Ein Vorjubiläumstreffen, das nach seiner Ausführungsseite gewohnt stark war, das hinsichtlich seiner kompositorisch-kreativen Seite starkes Gefälle offenbarte. Gleichwohl hatte sich Witten 2017 genau dies vorgenommen: Kräfte anspannen, an einem Punkt zusammenführen, ein Licht anzünden. Eines, das dann tatsächlich alles andere überstrahlt hat und das aktuell eine Feststellung ermöglicht: Es gibt sie, diese wunderbare Prächtigkeit der Neuen Musik. Diesen Glanz, der es gerade unter ihren Anhängern nicht selten am schwersten hat.
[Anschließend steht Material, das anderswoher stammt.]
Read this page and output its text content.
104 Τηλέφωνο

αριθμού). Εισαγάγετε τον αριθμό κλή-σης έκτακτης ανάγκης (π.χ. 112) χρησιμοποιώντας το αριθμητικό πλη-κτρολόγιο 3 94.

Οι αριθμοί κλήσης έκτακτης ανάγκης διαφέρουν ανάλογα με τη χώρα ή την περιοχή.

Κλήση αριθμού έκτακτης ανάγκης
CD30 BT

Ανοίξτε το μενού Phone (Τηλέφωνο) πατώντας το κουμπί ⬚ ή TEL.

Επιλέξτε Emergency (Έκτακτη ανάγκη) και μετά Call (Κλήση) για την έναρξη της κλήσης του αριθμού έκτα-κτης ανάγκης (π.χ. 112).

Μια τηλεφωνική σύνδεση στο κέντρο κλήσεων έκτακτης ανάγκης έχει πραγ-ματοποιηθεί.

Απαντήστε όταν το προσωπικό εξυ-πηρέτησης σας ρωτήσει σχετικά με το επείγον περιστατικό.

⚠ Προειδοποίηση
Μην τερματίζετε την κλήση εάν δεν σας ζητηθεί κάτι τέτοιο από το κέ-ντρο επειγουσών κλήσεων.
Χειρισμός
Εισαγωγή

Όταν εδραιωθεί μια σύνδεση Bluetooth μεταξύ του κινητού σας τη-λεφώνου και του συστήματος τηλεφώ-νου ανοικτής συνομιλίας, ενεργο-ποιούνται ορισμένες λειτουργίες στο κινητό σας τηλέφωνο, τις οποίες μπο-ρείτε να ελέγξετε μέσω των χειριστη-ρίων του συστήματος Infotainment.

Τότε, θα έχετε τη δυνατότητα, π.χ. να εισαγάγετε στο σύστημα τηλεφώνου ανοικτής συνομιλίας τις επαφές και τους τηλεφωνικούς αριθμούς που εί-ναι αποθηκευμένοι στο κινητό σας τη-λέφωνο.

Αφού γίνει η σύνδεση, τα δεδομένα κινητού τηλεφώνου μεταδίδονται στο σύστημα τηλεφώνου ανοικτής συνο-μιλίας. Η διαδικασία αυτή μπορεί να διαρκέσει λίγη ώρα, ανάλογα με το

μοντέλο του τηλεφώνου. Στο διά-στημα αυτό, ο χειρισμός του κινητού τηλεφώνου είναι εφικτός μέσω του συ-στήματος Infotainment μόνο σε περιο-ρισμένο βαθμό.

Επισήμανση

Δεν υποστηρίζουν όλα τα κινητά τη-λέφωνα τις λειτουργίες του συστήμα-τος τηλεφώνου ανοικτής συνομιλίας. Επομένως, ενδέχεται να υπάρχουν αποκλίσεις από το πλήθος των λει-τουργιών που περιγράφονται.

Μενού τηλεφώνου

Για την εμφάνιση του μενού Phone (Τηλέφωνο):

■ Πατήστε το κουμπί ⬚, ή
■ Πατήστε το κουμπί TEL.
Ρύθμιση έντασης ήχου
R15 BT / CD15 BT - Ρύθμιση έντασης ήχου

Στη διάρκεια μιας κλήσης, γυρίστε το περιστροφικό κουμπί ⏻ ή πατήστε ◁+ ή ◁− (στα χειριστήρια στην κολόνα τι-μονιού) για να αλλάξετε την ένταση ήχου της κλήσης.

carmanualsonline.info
Das harte Brot zu beißen, gilt angeblich als „ehrlicher“, scheint „authentischer“. Was war passiert?
Blütenregen
Gleich beim Eröffnungsabend dieses rheinisch-westfälischen Traditionsfestivals funkelte es wie in einer Diamantenschleiferei. Wer da nur mit den Ohren dabei war, wer nur am Lautsprecher hing – Veranstalter Westdeutscher Rundfunk sorgte wie gewohnt für breiteste Diffusion, übertrug vierzehn Veranstaltungen – hatte da glatt die Hälfte verpasst, hatten sich doch mit Ensemble Modern und Arditti String Quartet gleich zwei Exzellenz-Werkstätten für diesen Brian Ferneyhough-Abend zusammengeschlossen; siebzehn Spieler, die unter Brad Lubman einen Klangkörper bildeten, genau genommen einen Klangkörper-Pool. Denn dies war der Witz: Ferneyhough hatte für Witten eine Werkgruppe von elf Einzelstücken zusammengestellt, In-nomine-Kompositionen nach einer vom 16. Jahrhundert favorisierten Melodie, was bei Ferneyhough ganz ohne Vorzeit-Patina blieb, übersetzt in alle Größen und Formen, bis in die Besetzungen hinein: Es gab das Cello-Solo, das Duo Klavier mit Schlagzeug, das Trio aus Piccoloflöte, Oboe, Klarinette, natürlich das Streichquartett (gleich vier Mal), es gab das Quintett aus Streichquartett mit Kontrabass und es gab die Ensembleauftritte für zehn und die für zwölf Instrumente. „Umbrations (2001–2017) – Zyklus nach Werken von Christopher Tye für Streichquartett und Ensemble“ das war nicht nur eine, das war ein ganzes Fuder neuer Kammermusik, mit vollen Händen unters Musikvolk geworfen. Ein Blütenregen an Klang als hätten die Ausführenden an den Wittener Maibäumen gerüttelt und als hätte der Komponist sagen wollen: Seht her – unsere Kunst ist reich!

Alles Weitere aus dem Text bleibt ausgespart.